Estoy hasta el logaritmo neperiano de que nos obliguen a elegir. Si yo me hubiera leído la Ilíada en versión original dejaría caer aquí una cita homérica pero lo más cerca que estuve del Olimpo fue cuando me quedé colgado, cómo un fruto algebraico, de una joven que me hizo los quebrados trizas y me atravesó la secante con la mirada de sus verdes bisectrices. Jamás necesité para sobrevivir resolver una raíz cuadrada, pero me las tuve que ingeniar para implementar una serie de algoritmos que me facilitaran las relaciones con los demás. Escribir códigos de amor hexadecimal e intentar solventar el principio de incertidumbre. Heisenberg ya lo dijo: «Es imposible medir simultáneamente, y con precisión absoluta, el valor de la posición y la cantidad de movimiento de un hijo un sábado por la noche en el botellódromo».

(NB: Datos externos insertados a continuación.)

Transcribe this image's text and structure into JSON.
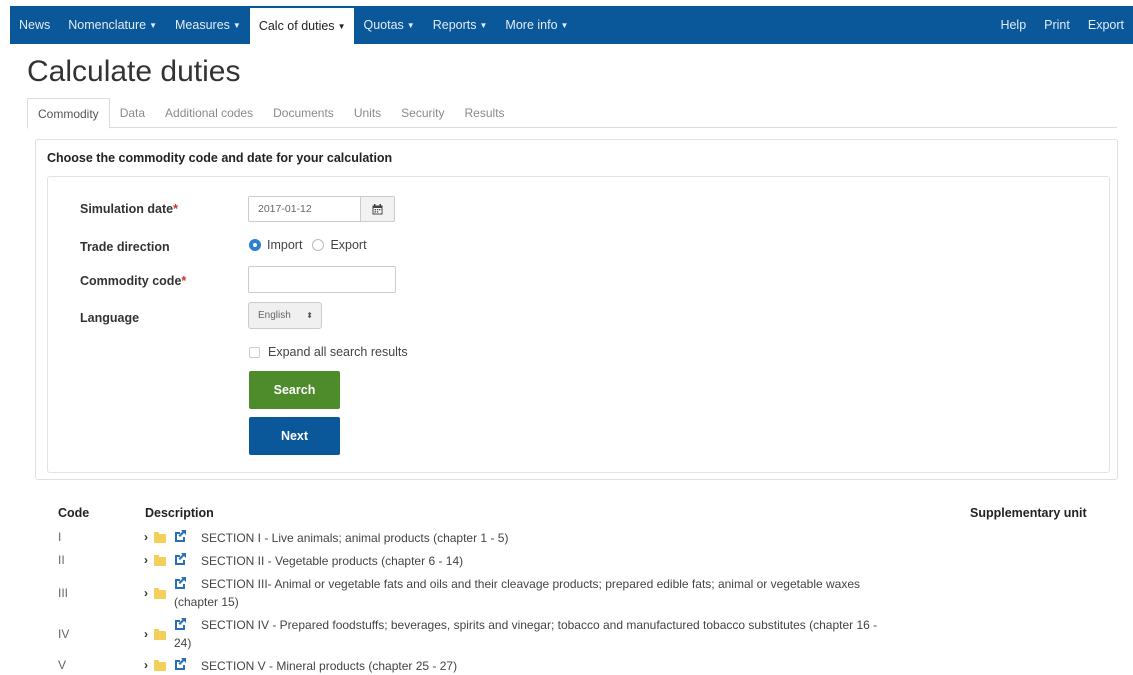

La poesía es medida, es métrica, es ritmo y compás. Los números ayudan a acabar con la entropía y el folio en blanco. La literatura es la propiedad biyectiva entre el autor y los lectores. Poder ser pensado y ser y pensar en el contrario y hacerlo existir. Pensar es crear. Cada hoja es un número. Cada dedo un dígito. Cada cabeza un plano cartesiano por construir. Ceros y unos trasladados a imágenes en pantallas como una caverna, con su mito, íntima y personal. Platón, de haber vivido hoy, hubiera puesto pizarras digitales en su Academia. Pero no todos podemos bañarnos en el río como Heráclito. Se necesitan hoplitas, artesanos, escribas y los demás menesteres de la polis. No somos o deletras o de números. Estamos hechos de ambos. Es un hecho. Es innegable. Lo estamos olvidando y lo terminaremos pagando.